Women in Revolt!

Underground Rebellion in British Music – 1977-1985

(Music For Nations, CD, DL, LP)
musicfornations.lnk.to/WomenInRevolt
★★★★✩

Collected as a soundtrack to Women in Revolt!, the exhibition at London’s Tate Britain (untill 7 April 2024), Women in Revolt! Underground Rebellion in British Music – 1977-1985 is a compilation album that catapults its listeners to a time of raw energy. No one ever needs an excuse to re-listen to X-Ray Spex’s ‘Identity’ (1977), but to hear Poly Styrene’s vocals scything through one of the UK’s major art galleries – well, that’s something. Tate’s Women in Revolt! focuses on female-led protest art of a period from approximately 1960 to the late 1980s. It’s an important show, not least because it traces a developing political consciousness coming to the fore: practices to do with feminism, anti-racism, anti-nuclear (bombs and families), and LGBTQI+ rights, the personal becoming political.

The 15 songs featured in this compilation capture the sound of female musical protest between 1977, the outburst of punk, and 1985, the end of the miners’ strike. Like many punks, the art school or homegrown art movement links are solid: Linder, whose band, Ludus, is here, with a spiky anti-love song; Cosey Fanni Tutti (present in the form of ‘October (Love Song)’, made with partner Chris Carter), film-maker Gina Birch, in her Mo-Dettes incarnation. Songs such as The Au-Pairs’ ‘You’ (1979) and the Gymslips’ ‘Dear Marje’ (1983) – Marjorie Proops was a famous agony aunt – are not only feminism in action, but also turn-up-the volume joyful. Not scoring X-Ray Spex’s 1977 anthem, ‘Oh Bondage! Up Yours!’ is a sad omission. But full marks for passion otherwise.

Louise Gray

Last Night a Woman Saved My Life

by Dominique Dalcan, featuring Souad Massi, Hend Zouari and Meryem Abouloufa
(Ostinato Records, CD, DL, LP)
ostinatorecords.bandcamp.com
★★★★✩

Forget the cheesy title: Last Night a Woman Saved My Life is an album of immense subtlety. Through the medium of well-crafted songs, Dominique Dalcan and his stellar cast of singers explore that feeling familiar to exiles everywhere: a sense of a fundamental dislocation. Song and language (the songs are voiced in French, Farsi, and Arabic from across the Middle East and North Africa) are exemplary means of achieving this end.

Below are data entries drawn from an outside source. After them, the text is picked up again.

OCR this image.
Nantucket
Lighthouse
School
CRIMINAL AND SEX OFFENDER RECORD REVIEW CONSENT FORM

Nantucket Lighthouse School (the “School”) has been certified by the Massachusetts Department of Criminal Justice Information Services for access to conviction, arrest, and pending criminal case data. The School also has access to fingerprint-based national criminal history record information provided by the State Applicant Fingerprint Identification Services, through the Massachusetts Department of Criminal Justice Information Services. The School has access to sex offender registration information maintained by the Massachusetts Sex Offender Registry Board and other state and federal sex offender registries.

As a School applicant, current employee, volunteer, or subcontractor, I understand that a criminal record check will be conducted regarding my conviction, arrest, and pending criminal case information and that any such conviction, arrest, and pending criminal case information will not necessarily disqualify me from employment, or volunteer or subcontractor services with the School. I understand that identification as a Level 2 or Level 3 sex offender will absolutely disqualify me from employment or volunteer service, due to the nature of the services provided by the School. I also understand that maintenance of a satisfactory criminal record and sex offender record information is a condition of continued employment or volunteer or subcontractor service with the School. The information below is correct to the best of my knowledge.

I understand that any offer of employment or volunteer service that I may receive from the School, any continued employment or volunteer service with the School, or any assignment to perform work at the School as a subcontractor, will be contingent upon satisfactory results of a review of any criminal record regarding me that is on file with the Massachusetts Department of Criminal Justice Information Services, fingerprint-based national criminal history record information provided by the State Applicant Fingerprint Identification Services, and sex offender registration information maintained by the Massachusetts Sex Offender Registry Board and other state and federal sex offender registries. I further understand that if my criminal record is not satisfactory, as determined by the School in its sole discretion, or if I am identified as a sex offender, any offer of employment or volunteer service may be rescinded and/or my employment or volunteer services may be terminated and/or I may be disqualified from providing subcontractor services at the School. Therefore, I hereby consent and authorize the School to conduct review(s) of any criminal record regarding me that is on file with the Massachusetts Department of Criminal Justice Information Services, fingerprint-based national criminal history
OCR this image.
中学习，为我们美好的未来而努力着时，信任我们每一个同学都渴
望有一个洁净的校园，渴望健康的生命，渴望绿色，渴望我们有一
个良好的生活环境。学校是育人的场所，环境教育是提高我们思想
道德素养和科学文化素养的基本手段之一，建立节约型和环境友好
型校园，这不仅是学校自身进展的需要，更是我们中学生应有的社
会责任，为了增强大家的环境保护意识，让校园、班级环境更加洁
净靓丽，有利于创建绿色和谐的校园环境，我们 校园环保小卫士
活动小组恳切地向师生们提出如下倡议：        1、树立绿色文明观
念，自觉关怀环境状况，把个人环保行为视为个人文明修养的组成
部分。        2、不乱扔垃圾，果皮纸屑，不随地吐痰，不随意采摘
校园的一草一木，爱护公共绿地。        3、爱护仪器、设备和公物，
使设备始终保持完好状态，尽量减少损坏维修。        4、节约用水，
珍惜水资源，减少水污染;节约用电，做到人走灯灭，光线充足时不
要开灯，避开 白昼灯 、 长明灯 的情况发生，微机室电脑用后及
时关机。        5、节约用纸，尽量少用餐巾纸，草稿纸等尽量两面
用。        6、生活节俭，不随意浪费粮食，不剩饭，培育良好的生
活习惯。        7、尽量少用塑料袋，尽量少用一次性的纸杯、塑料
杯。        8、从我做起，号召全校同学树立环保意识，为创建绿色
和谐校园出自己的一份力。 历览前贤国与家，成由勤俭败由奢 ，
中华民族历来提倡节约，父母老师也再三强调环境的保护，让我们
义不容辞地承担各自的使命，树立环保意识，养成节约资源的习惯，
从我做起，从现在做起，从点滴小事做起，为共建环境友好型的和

Born in Beirut, based in Paris, Dalcan is an electronic musician and soundtrack composer embedded in music’s alternative currents that glance across the mainstream in interesting ways. (Vinicius Cantuaria and the late Ryiuchi Sakamoto are two former collaborators.) Last Night began as a multimedia exhibition in Cent Quatre Paris in 2019, a vehicle for bringing in female voices from Dalcan’s native Lebanon to create what he termed a ‘personal folklore’. This album extends the project. The music is mostly Dalcan’s – a mixture of gentle electronic pop beats with virtuoso additions from violinist Amal Guermazi and Tunisian qanun queen, Hend Zouari – but it’s the voices that stand out. On the ten songs, the singers freestyle, and this adds to the fluid emotion conveyed. Algeria’s Souad Massi ‘Loin de ma terre’ (‘Far from My Land’) is a poignant, open track with hints of the mellifluous voice of the great Lebanese diva, Fairouz, while Egyptian singer Dina El Wedidi’s ‘Un lien entre nous’ (‘A Link Between Us’) plays with lush Cairene textures to accentuate a yearning that extends across geographies and time.